A week in whisky: Mortlach, Loch Lomond and festivals

Our favourite whisky news and articles this week.

Hello Braw Spirit readers! Here’s the whisky news we’ve been reading this week.

2014 – Week 10

What does the future hold? The Drinks Report publishes an paper predicting the year ahead for global brands.

Bonnie Bonnie Banks Private Equity. The Loch Lomond Distillery Company is bought by Exponent.

It’s not all about the Scotch. The global market for non Scotch whisk(e)y has grown significantly during the past 8 years according to a new report. Maker’s Mark is also undergoing a $67m expansion.

Risky business. UK Treasury warns that the term Scotch Whisky may lose its protected status if the country becomes independent.

It’s time to speak up. The Scotch whisky industry needs to be more vocal on their plans if the Referendum result is Yes.

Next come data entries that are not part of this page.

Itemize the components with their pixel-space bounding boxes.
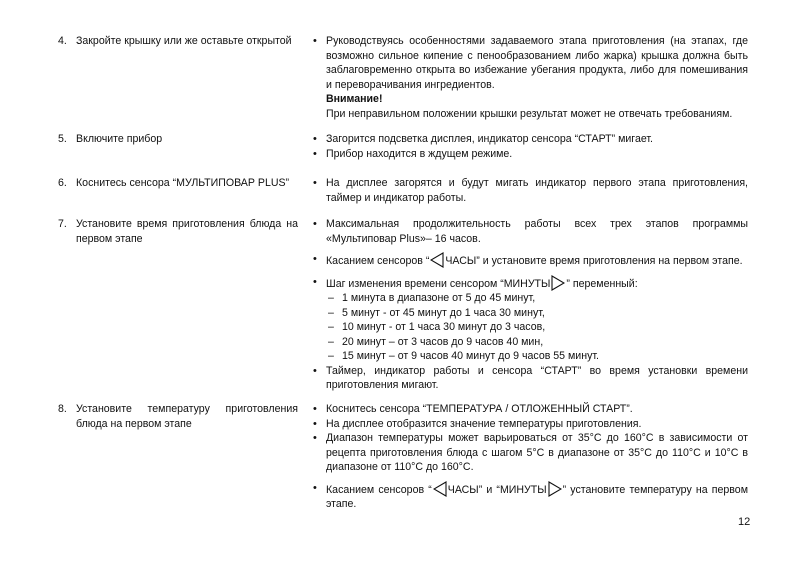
warning-label: Внимание! (326, 93, 383, 105)
left-triangle-icon (430, 252, 444, 268)
bullet-text: Шаг изменения времени сенсором “МИНУТЫ (326, 277, 551, 290)
step-details (312, 402, 748, 512)
right-triangle-icon (548, 481, 562, 497)
bullet-item: • Таймер, индикатор работы и сенсора “СТАРТ” во время установки времени приготовления мигают. (312, 364, 748, 393)
sub-item: – 1 минута в диапазоне от 5 до 45 минут, (312, 291, 748, 306)
bullet-item: • Коснитесь сенсора “ТЕМПЕРАТУРА / ОТЛОЖЕННЫЙ СТАРТ”. (312, 402, 748, 417)
step-title: Включите прибор (76, 133, 163, 145)
sub-item: – 5 минут - от 45 минут до 1 часа 30 минут, (312, 306, 748, 321)
bullet-text: ” установите температуру на первом этапе. (326, 483, 748, 510)
step-number: 8. (58, 403, 67, 415)
step-details (312, 217, 748, 393)
bullet-text: ” переменный: (566, 277, 638, 290)
bullet-item: • На дисплее загорятся и будут мигать индикатор первого этапа приготовления, таймер и индикатор работы. (312, 176, 748, 205)
bullet-item (312, 252, 748, 269)
bullet-item: • Руководствуясь особенностями задаваемого этапа приготовления (на этапах, где возможно сильное кипение с пенообразованием либо жарка) крышка должна быть заблаговременно открыта во избежание убегания продукта, либо для помешивания и переворачивания ингредиентов. (312, 34, 748, 92)
step-number: 5. (58, 133, 67, 145)
right-triangle-icon (551, 275, 565, 291)
sub-item: – 10 минут - от 1 часа 30 минут до 3 часов, (312, 320, 748, 335)
step-title: Закройте крышку или же оставьте открытой (76, 35, 292, 47)
warning-text: При неправильном положении крышки результат может не отвечать требованиям. (326, 107, 733, 120)
bullet-item (312, 275, 748, 292)
bullet-item: • На дисплее отобразится значение температуры приготовления. (312, 417, 748, 432)
bullet-text: ЧАСЫ” и “МИНУТЫ (447, 483, 547, 496)
bullet-item: • Максимальная продолжительность работы всех трех этапов программы «Мультиповар Plus»– 16 часов. (312, 217, 748, 246)
bullet-item: • Диапазон температуры может варьироваться от 35°С до 160°С в зависимости от рецепта приготовления блюда с шагом 5°С в диапазоне от 35°С до 110°С и 10°С в диапазоне от 110°С до 160°С. (312, 431, 748, 475)
sub-item: – 15 минут – от 9 часов 40 минут до 9 часов 55 минут. (312, 349, 748, 364)
bullet-item: • Прибор находится в ждущем режиме. (312, 147, 748, 162)
step-details (312, 132, 748, 161)
step-title: Установите температуру приготовления блюда на первом этапе (76, 403, 298, 430)
step-details (312, 176, 748, 205)
step-details (312, 34, 748, 121)
bullet-text: ЧАСЫ” и установите время приготовления на первом этапе. (445, 255, 743, 267)
bullet-text: Касанием сенсоров “ (326, 255, 430, 267)
step-title: Установите время приготовления блюда на первом этапе (76, 218, 298, 245)
bullet-item (312, 481, 748, 512)
bullet-item: • Загорится подсветка дисплея, индикатор сенсора “СТАРТ” мигает. (312, 132, 748, 147)
bullet-text: Касанием сенсоров “ (326, 483, 432, 496)
sub-item: – 20 минут – от 3 часов до 9 часов 40 мин, (312, 335, 748, 350)
step-number: 6. (58, 177, 67, 189)
step-title: Коснитесь сенсора “МУЛЬТИПОВАР PLUS” (76, 177, 290, 189)
page-number: 12 (738, 516, 751, 528)
step-number: 4. (58, 35, 67, 47)
left-triangle-icon (433, 481, 447, 497)
step-number: 7. (58, 218, 67, 230)
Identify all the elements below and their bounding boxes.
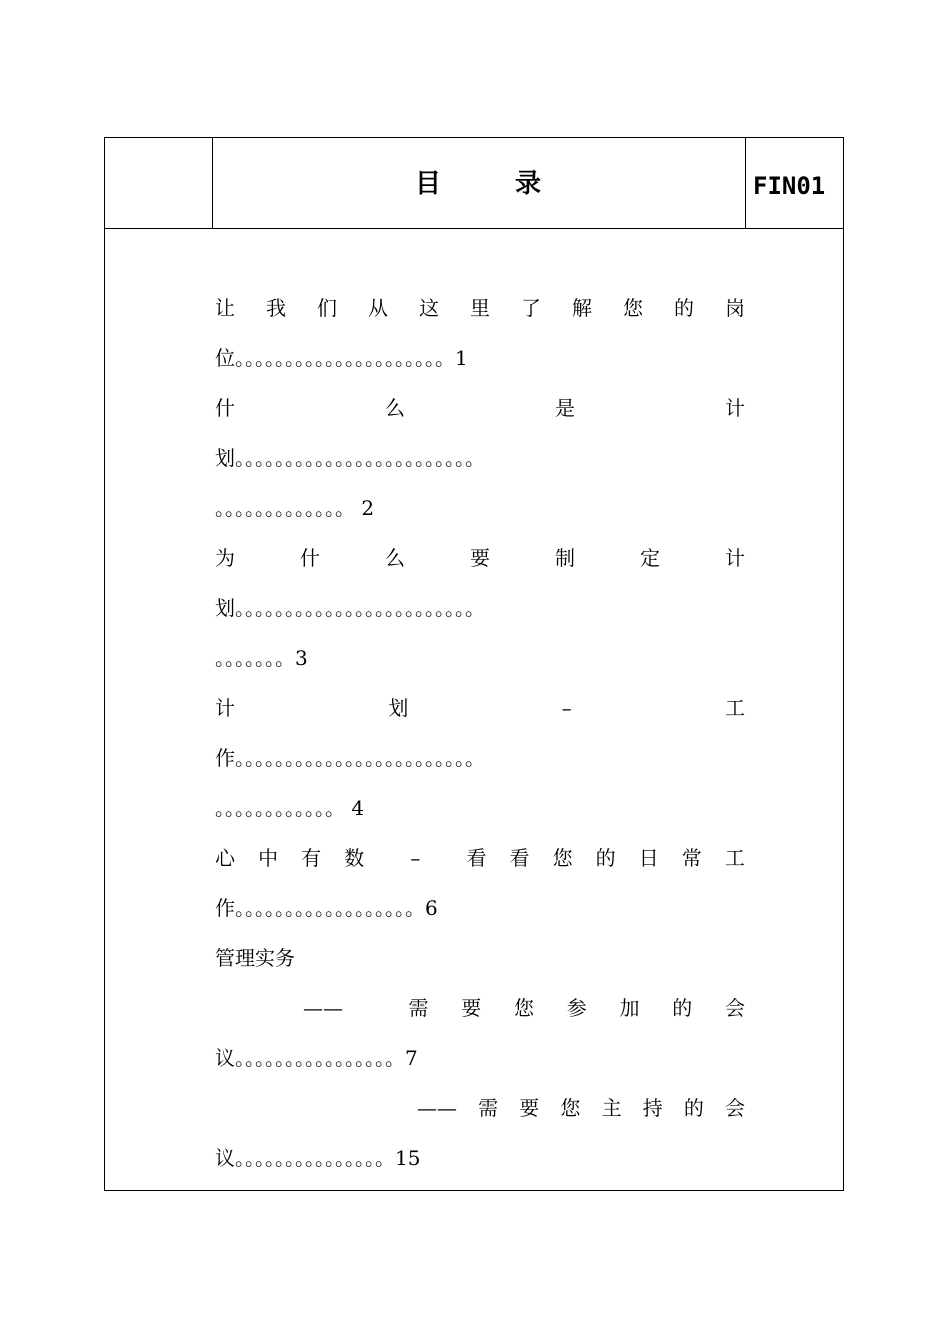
toc-title-char: 么 [385, 396, 405, 420]
toc-title-char: 工 [724, 696, 745, 720]
toc-title-char: 看 [466, 846, 487, 870]
toc-entry-leader: 。。。。。。。。。。。。 4 [215, 796, 365, 820]
toc-title-char: 制 [555, 546, 575, 570]
toc-entry-leader: 作。。。。。。。。。。。。。。。。。。。。。。。。 [215, 746, 485, 770]
toc-title-char: 您 [623, 296, 643, 320]
document-code: FIN01 [753, 172, 826, 200]
toc-title-char: 工 [724, 846, 745, 870]
toc-title-char: 里 [470, 296, 490, 320]
toc-title-char: – [410, 846, 421, 870]
toc-title-char: 主 [601, 1096, 622, 1120]
toc-title-char: 什 [300, 546, 320, 570]
toc-entry-leader: 议。。。。。。。。。。。。。。。。7 [215, 1046, 418, 1070]
toc-title-char: 解 [572, 296, 592, 320]
toc-title-char: 计 [725, 396, 745, 420]
toc-title-char: 您 [552, 846, 573, 870]
toc-title-char: 的 [683, 1096, 704, 1120]
toc-title-char: – [561, 696, 572, 720]
header-code-cell [746, 138, 843, 228]
toc-title-char: 参 [566, 996, 587, 1020]
toc-title-char: 了 [521, 296, 541, 320]
toc-title-char: —— [417, 1096, 457, 1120]
toc-title-char: 要 [461, 996, 482, 1020]
toc-title-char: —— [303, 996, 343, 1020]
toc-title-char: 岗 [725, 296, 745, 320]
toc-title-char: 持 [642, 1096, 663, 1120]
toc-entry[interactable] [215, 933, 745, 983]
header-row [105, 138, 843, 229]
toc-entry[interactable] [215, 283, 745, 383]
toc-entry-leader: 划。。。。。。。。。。。。。。。。。。。。。。。。 [215, 446, 485, 470]
toc-entry-leader: 划。。。。。。。。。。。。。。。。。。。。。。。。 [215, 596, 485, 620]
toc-title-char: 的 [672, 996, 693, 1020]
toc-title-char: 计 [725, 546, 745, 570]
toc-title-char: 要 [470, 546, 490, 570]
toc-entry-leader: 。。。。。。。3 [215, 646, 308, 670]
toc-title-char: 们 [317, 296, 337, 320]
document-frame [104, 137, 844, 1191]
toc-title-char: 计 [215, 696, 235, 720]
toc-title-char: 什 [215, 396, 235, 420]
toc-title-char: 心 [215, 846, 235, 870]
toc-heading: 管理实务 [215, 946, 295, 970]
toc-entry[interactable] [215, 383, 745, 533]
toc-title-char: 需 [478, 1096, 499, 1120]
header-title-cell [213, 138, 746, 228]
toc-title-char: 需 [408, 996, 429, 1020]
toc-entry-leader: 议。。。。。。。。。。。。。。。15 [215, 1146, 421, 1170]
toc-title-char: 看 [509, 846, 530, 870]
toc-title-char: 要 [519, 1096, 540, 1120]
title-char-1: 目 [415, 169, 442, 199]
title-char-2: 录 [515, 169, 542, 199]
toc-title-char: 您 [560, 1096, 581, 1120]
toc-entry-title [215, 1083, 745, 1133]
toc-entry-leader: 位。。。。。。。。。。。。。。。。。。。。。1 [215, 346, 468, 370]
toc-title-char: 这 [419, 296, 439, 320]
toc-title-char: 定 [640, 546, 660, 570]
toc-title-char: 会 [724, 1096, 745, 1120]
toc-title-char: 为 [215, 546, 235, 570]
toc-title-char: 是 [555, 396, 575, 420]
toc-entry[interactable] [215, 533, 745, 683]
toc-title-char: 的 [595, 846, 616, 870]
toc-title-char: 中 [258, 846, 279, 870]
toc-entry-title [215, 383, 745, 433]
toc-title-char: 您 [514, 996, 534, 1020]
page-title [213, 168, 745, 200]
toc-title-char: 数 [344, 846, 365, 870]
toc-title-char: 会 [725, 996, 745, 1020]
toc-title-char: 有 [301, 846, 322, 870]
toc-title-char: 从 [368, 296, 388, 320]
toc-entry[interactable] [215, 983, 745, 1083]
toc-title-char: 加 [619, 996, 640, 1020]
toc-entry[interactable] [215, 1083, 745, 1183]
toc-entry[interactable] [215, 833, 745, 933]
table-of-contents [215, 283, 745, 1183]
toc-entry[interactable] [215, 683, 745, 833]
toc-title-char: 常 [681, 846, 702, 870]
toc-title-char: 的 [674, 296, 694, 320]
toc-entry-title [215, 683, 745, 733]
toc-entry-title [215, 983, 745, 1033]
toc-title-char: 日 [638, 846, 659, 870]
toc-title-char: 让 [215, 296, 235, 320]
toc-entry-title [215, 833, 745, 883]
toc-title-char: 么 [385, 546, 405, 570]
toc-title-char: 我 [266, 296, 286, 320]
toc-title-char: 划 [388, 696, 409, 720]
toc-entry-leader: 。。。。。。。。。。。。。 2 [215, 496, 375, 520]
toc-entry-title [215, 283, 745, 333]
toc-entry-leader: 作。。。。。。。。。。。。。。。。。。6 [215, 896, 438, 920]
toc-entry-title [215, 533, 745, 583]
header-logo-cell [105, 138, 213, 228]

Suntory strikes again? The Japanese drinks giant is reportedly in talks to buy a significant stake in New Delhi-based Radico Khaitan Ltd’s liquor business.

Bidding war. Over 20 parties are in the race for Whyte and Mackay. It has now been confirmed that the sale will not include Dalmore and Tamnavulin as Diageo is retaining these distilleries.

[Insert name here] gets new distillery. This time it’s Harris.

London calling. East London gets it’s first distillery in over a century with the setup of the East London Liquor Company.

Mini Mo. Aimed at the “Luxury Connoisseur Market, Mortlach releases four new expressions, packaged in 500ml bottles. Not everyone is impressed.

Down with the machines! Real whisky is handcrafted, says Burn Stewart’s master blender.

Whisky for mixing. The Albion Racing Club releases a British Spiced Malt to target younger drinkers.

It’s a bargain? Master of Malt releases 60-year old speyside, and it’s only a grand.

Springbank and friends. The Campbeltown Malts Festival runs from 21-23 May this year.

Books and drams. Bladnoch joins up with the Wigtown bookshops to host the Whisky, Words and Wisdom programme of events in May.

Doctors liked Whiskey. During Prohibition, distiller’s licences were issued for the prescription of whiskey as a genuine medicine.